I know I said I don't watch "Torchwood," but I've sat through several TCA sessions for it, so I know that Captain Jack is the hero and I know that Captain Jack is sort of a roguish, wisecracking adventurer, a little James T. Kirk and a little Indian Jones. I wouldn't know this from "Children of Earth," in which Captain Jack is a secondary character for the first three hours and is far from dynamic in the last two. Barrowman has good scenes with David-Lloyd, but any real chemistry between the two must have preceded this miniseries, making Barrowman's blandness a bit of a problem up until the final episode.

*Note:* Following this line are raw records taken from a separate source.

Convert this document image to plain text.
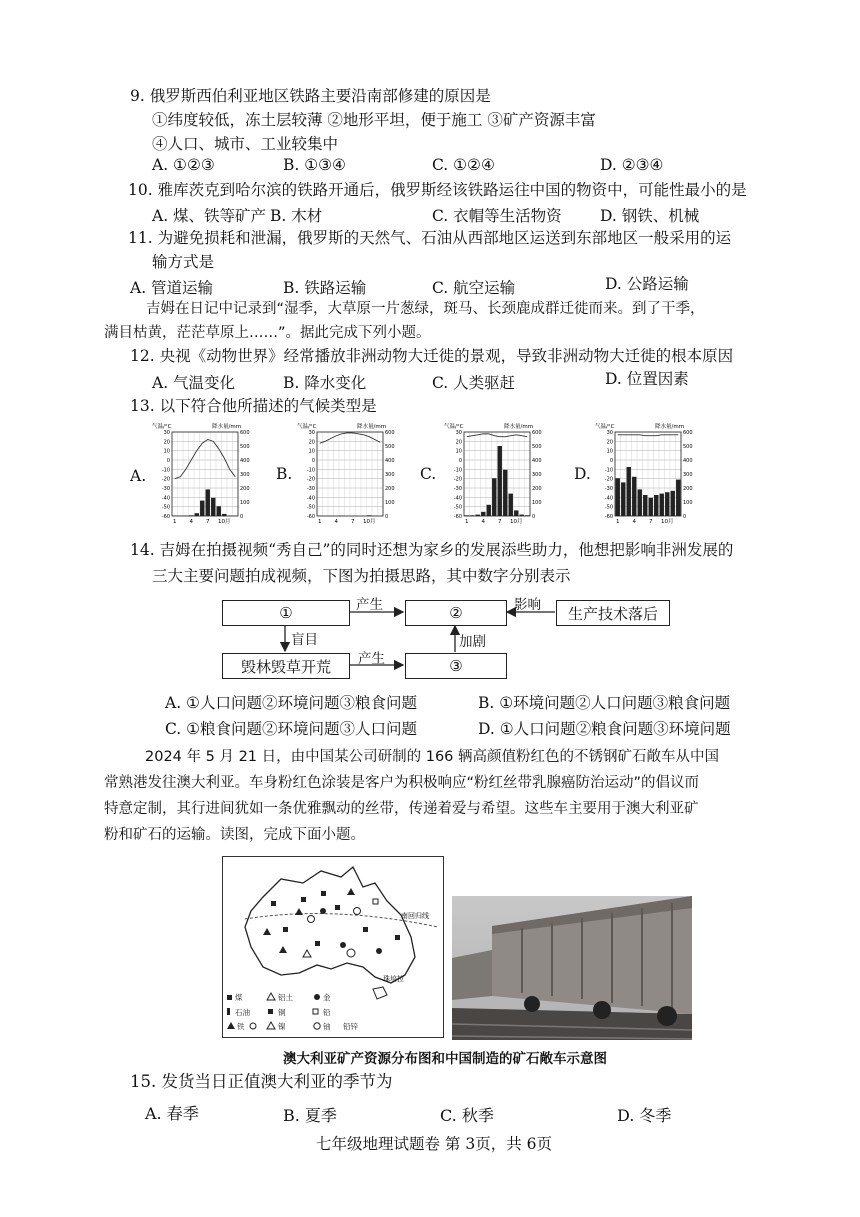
9. 俄罗斯西伯利亚地区铁路主要沿南部修建的原因是
①纬度较低，冻土层较薄 ②地形平坦，便于施工 ③矿产资源丰富
④人口、城市、工业较集中
A. ①②③	B. ①③④	C. ①②④	D. ②③④
10. 雅库茨克到哈尔滨的铁路开通后，俄罗斯经该铁路运往中国的物资中，可能性最小的是
A. 煤、铁等矿产 B. 木材	C. 衣帽等生活物资 D. 钢铁、机械
11. 为避免损耗和泄漏，俄罗斯的天然气、石油从西部地区运送到东部地区一般采用的运
输方式是
A. 管道运输	B. 铁路运输	C. 航空运输	D. 公路运输
吉姆在日记中记录到“湿季，大草原一片葱绿，斑马、长颈鹿成群迁徙而来。到了干季，
满目枯黄，茫茫草原上……”。据此完成下列小题。
12. 央视《动物世界》经常播放非洲动物大迁徙的景观，导致非洲动物大迁徙的根本原因
A. 气温变化	B. 降水变化	C. 人类驱赶	D. 位置因素
13. 以下符合他所描述的气候类型是
A.	B.	C.	D.
气温/°C	降水量/mm
30
20
10
0
-10
-20
-30
-40
-50
-60
600
500
400
300
200
100
0
1 4 7 10月
气温/°C	降水量/mm
30
20
10
0
-10
-20
-30
-40
-50
-60
600
500
400
300
200
100
0
1 4 7 10月
气温/°C	降水量/mm
30
20
10
0
-10
-20
-30
-40
-50
-60
600
500
400
300
200
100
0
1 4 7 10月
气温/°C	降水量/mm
30
20
10
0
-10
-20
-30
-40
-50
-60
600
500
400
300
200
100
0
1 4 7 10月
14. 吉姆在拍摄视频“秀自己”的同时还想为家乡的发展添些助力，他想把影响非洲发展的
三大主要问题拍成视频，下图为拍摄思路，其中数字分别表示
①	②	生产技术落后
毁林毁草开荒	③
产生	影响
盲目
产生
加剧
A. ①人口问题②环境问题③粮食问题	B. ①环境问题②人口问题③粮食问题
C. ①粮食问题②环境问题③人口问题	D. ①人口问题②粮食问题③环境问题
2024 年 5 月 21 日，由中国某公司研制的 166 辆高颜值粉红色的不锈钢矿石敞车从中国
常熟港发往澳大利亚。车身粉红色涂装是客户为积极响应“粉红丝带乳腺癌防治运动”的倡议而
特意定制，其行进间犹如一条优雅飘动的丝带，传递着爱与希望。这些车主要用于澳大利亚矿
粉和矿石的运输。读图，完成下面小题。
南回归线
珠培拉
煤	铝土	金
石油	铜	铅
铁	镍	铀 铅锌
澳大利亚矿产资源分布图和中国制造的矿石敞车示意图
15. 发货当日正值澳大利亚的季节为
A. 春季	B. 夏季	C. 秋季	D. 冬季
七年级地理试题卷 第 3页，共 6页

If I didn't know better, I'd think that Myles was the star of "Torchwood." She's passionate and humorous and, thanks to her character's relationship with husband Rhys (Kai Owen), she has more at stake than any of the other characters. She certainly goes under the heading of "Actresses who wouldn't get leads on American shows," which is much more a critique of American casting directors, who seem to be attempting to mine the United Kingdom for a pretty crop of stars, not necessarily actresses of substance. 

As the U.K. is ever a breeding ground for stellar middle-aged character actors, one must salute the performances by Peter Capaldi (about to get a burst of exposure in "In the Loop"), Paul Copley and Nicholas Farell, among others. With the Torchwood team on the run for much of the miniseries, there's ample time for fleshing out supporting characters, including the British bureaucrats and the family members of the Torchwood team. Those secondary characterizations are often more convincing than the moments between our supposed stars.

Under normal circumstances, when I enjoy something as much as I enjoyed "Torchwood: Children of Earth," my inclination is to rush out and fill in those gaps in my knowledge. But even after rushing through all five hours, I was left without any desire to go back and start "Torchwood" from scratch, or even to watch any future "Torchwood" projects, at least not without the same general acclaim that proceeded this viewing.

In the end, I was struck by "Torchwood: Children of Earth" as an interesting story, well-told by Davies. But my appreciation tended toward the "Children of Earth" side of things and not the "Torchwood" side. The characters on all sides could, in theory, have been anybody for all I knew about them before and for all that I care to find out about them now. 

That's probably a positive development. The last thing I need is to get a retroactive "Torchwood" obsession, going back through two seasons and then through all available episodes of "Doctor Who." Viewers can be satisfied that "Children of Earth" will satisfactorily occupy five hours of midsummer programming, with out commitment for anything more.

 

 

"Torchwood: Children of Earth" premieres on BBC America on Monday, July 20 at 9 p.m. ET.